2) Not useful, because in its current form it raises more questions than it answers. See for example the questions raised in the submissions of the UK, for example.

In particular, the "points to consider," are a mixed bag of relevant general principals and others which are ill thought out and not much related to the text of the section in which they appear.

It might also be useful to put the flowchart at the beginning of the document, instead of at the end.

Second, although there is nothing wrong with the structure (i.e. headings and subsections) of the document, the text underneath is often bizarrely disorganized, bouncing from topic to topic without much rhyme or reason, frequently mixing important considerations with highly specific or trivial ones while making no distinctions between them.

As a rule, when providing guidance on how to perform an assessment it is better to provide a solid understanding of the foundational elements and then address the various complexities that may arise using case studies or examples.
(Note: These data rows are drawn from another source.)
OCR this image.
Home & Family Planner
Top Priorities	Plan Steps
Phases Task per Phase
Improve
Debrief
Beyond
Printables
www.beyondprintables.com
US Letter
The Roadmap seems to do the opposite, bypassing the foundation in order to pile on potential considerations that may have limited practical applicability.

Line 280: “It may be important to define a causal link or pathway between a characteristic of the LMO and a possible adverse effect, which may be direct or indirect, immediate or delayed”.

Q: in which type of cases would identification of a causal pathway not be required?

Line 311: “its taxonomic relationships”;

Q: What is meant by “its taxonomic relationships”: is this what the calls CPB “taxonomic status” (and the EU Directives “taxonomy”) or does it refer to crossable species of maize or both?

Line 313: “its ecological function”:

Q: to what does this refer? the ecological function of maize as grown as a crop or the ecological function of the wild relatives?

Line 314: “whether it is a component of biological diversity that is important for the conservation and sustainable use of biological diversity”.

Q: What would be an example of a non modified crop plant that is a component of biological diversity that is important for the conservation and sustainable use of biological diversity?

Line 318: “ Characteristics related to the transformation method, including the characteristics of the vector such as its identity, source or origin and host range”

Q: Is this information also necessary if none of the vector DNA went into the final LMO?

Line 323: “with particular attention to characteristics in the recipient organism that could cause adverse effects”

Q: What does this mean? Does this mean that for maize, for example, there are none?

Line 326: “characteristics of the modified genetic elements”

Q: what does this mean? Example please

Line 412: "biogeographic".

Q: What is the definition of this term?

Line 466: "the behaviour of agricultural or relevant wild-type populations of unmodified animal or insect species, including interactions between predators and prey, disease transmission and interaction with humans or animal species; "

Q:What is meant by « behavior »? How would would determine what are relevant wild-type populations?

Line 507:

Q: what does the term 'broader' mean here, what is the definition of landscape considerations, how are cumulative effects related to these considerations, and why are these mentioned in particular?

Line 562: (d) 'Ability to identify, evaluate and confine adverse effects as well as to take appropriate response measures':

Q: does this refer to the ability, so the 'capability' of the risk assessor?

Line 1418: definition of cumulative effects.

Q: What is the difference between cumulative and additive (see definition of "combinatorial effects").